CD – The World Feels Dusty, récital de Sarah Connolly – Le cercle des poètes reparus

Les artistes

Sarah Connolly, mezzo-soprano

Joseph Middleton, piano

Le programme

The World Feels Dusty

Mélodies de Barber, Chausson, Copland, Debussy, Wallen.

1 CD Chandos, 12 septembre 2025 (enregistré en septembre 2024).

Sans Ernest Chausson, qui connaîtrait encore Maurice Bouchor ? D’ailleurs, qui connaît vraiment ce poète et dramaturge parisien (1855-1929), dont Sartre enfant lut les Contes folkloriques ? Grâce à Chausson, qui fut inspiré par plusieurs de ses textes et composa des musiques de scène destinée à ses pièces pour marionnettes, les mélomanes entendent régulièrement la poésie de Maurice Bouchor.
De même, sans Debussy (qui conçut aussi, à vingt ans, deux mélodies sur des textes de Bouchor), qui saurait encore que Pierre Louÿs, non content d’être un romancier qui échappe à un oubli total grâce à La Femme et le pantin, fut aussi un poète ? Sans les Chansons de Bilitis, qui s’intéresserait encore à son antiquité érotique et décadente ?

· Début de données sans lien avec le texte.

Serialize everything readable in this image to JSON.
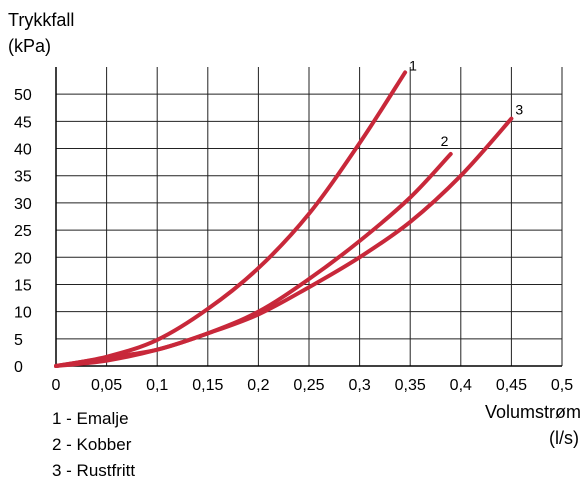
{
  "chart_data": {
    "type": "line",
    "ylabel_line1": "Trykkfall",
    "ylabel_line2": "(kPa)",
    "xlabel_line1": "Volumstrøm",
    "xlabel_line2": "(l/s)",
    "xlim": [
      0,
      0.5
    ],
    "ylim": [
      0,
      55
    ],
    "grid": true,
    "x_ticks": [
      0,
      0.05,
      0.1,
      0.15,
      0.2,
      0.25,
      0.3,
      0.35,
      0.4,
      0.45,
      0.5
    ],
    "x_tick_labels": [
      "0",
      "0,05",
      "0,1",
      "0,15",
      "0,2",
      "0,25",
      "0,3",
      "0,35",
      "0,4",
      "0,45",
      "0,5"
    ],
    "y_ticks": [
      0,
      5,
      10,
      15,
      20,
      25,
      30,
      35,
      40,
      45,
      50
    ],
    "y_tick_labels": [
      "0",
      "5",
      "10",
      "15",
      "20",
      "25",
      "30",
      "35",
      "40",
      "45",
      "50"
    ],
    "series_color": "#c8283a",
    "series": [
      {
        "name": "1",
        "x": [
          0,
          0.05,
          0.1,
          0.15,
          0.2,
          0.25,
          0.3,
          0.345
        ],
        "y": [
          0,
          1.7,
          4.8,
          10.5,
          18,
          28,
          41,
          54
        ]
      },
      {
        "name": "2",
        "x": [
          0,
          0.05,
          0.1,
          0.15,
          0.2,
          0.25,
          0.3,
          0.35,
          0.39
        ],
        "y": [
          0,
          1,
          3,
          6,
          10,
          16,
          23,
          31,
          39
        ]
      },
      {
        "name": "3",
        "x": [
          0,
          0.05,
          0.1,
          0.15,
          0.2,
          0.25,
          0.3,
          0.35,
          0.4,
          0.45
        ],
        "y": [
          0,
          1.5,
          3,
          6,
          9.5,
          14.5,
          20,
          26.5,
          35,
          45.5
        ]
      }
    ],
    "legend": [
      {
        "text": "1 - Emalje"
      },
      {
        "text": "2 - Kobber"
      },
      {
        "text": "3 - Rustfritt"
      }
    ]
  }
}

La situation est différente dans le monde anglo-saxon : plusieurs compositeurs, dont Samuel Barber, ont été sensibles à l’invitation lancée par James Joyce lorsqu’il donna Chamber Music pour titre à son recueil de poèmes ; depuis Aaron Copland et jusqu’à John Adams, les textes d’Emily Dickinson continuent de susciter des partitions.
Grâce à la musique, les illustres et les oubliés se rejoignent à travers les siècles, dès lors qu’ils trouvent des interprètes aptes à donner vie à leurs vers. Sans oublier Haendel, qu’elle continue à servir après avoir été un Jules César mémorable, Sarah Connolly se consacre de plus en plus à la musique du xxe siècle et d’aujourd’hui. Son dernier disque le reflète, puisque le répertoire couvre une période allant de 1890 à 2023.
Ces mélodies plus ou moins familières (gageons que, pour plus d’un mélomane français, les Barber et Copland seront des découvertes), la mezzo irlandaise britannique les aborde dans une approche qu’on pourra d’abord trouver très opératique. Mais après tout, ce choix convient bien au Poème de l’amour et de la mer, avec son ampleur wagnérienne – bravo à Joseph Middleton, qui accompagne la chanteuse dans la version pour piano, celle que Chausson lui-même joua deux mois avant la création de la partition pour voix et orchestre. Evidemment, le passage du temps n’a pas totalement épargné la voix de Sarah Connolly, dont le vibrato peut se faire assez prononcé dans la nuance forte.
On admire néanmoins l’art de la diseuse, qui s’exprime dans un français pratiquement irréprochable, et qui sait donner vie à ces textes poétiques. Et comme devrait le faire tout grand artiste, Dame Sarah se consacre aussi à la création de notre temps, le disque s’achevant sur le cycle Night Thoughts, commandé à son intention à la compositrice Errolyn Wallen, née en 1958 au Belize : sur une musique d’une modernité très raisonnable, qui lorgne parfois vers le jazz, la mezzo y retrouve Emily Dickinson, que rejoint Shakespeare (un fragment de Macbeth) et deux poèmes écrits par Errolyn Wallen elle-même, qu’elle interprète avec le même engagement que les œuvres de ses glorieux aînés.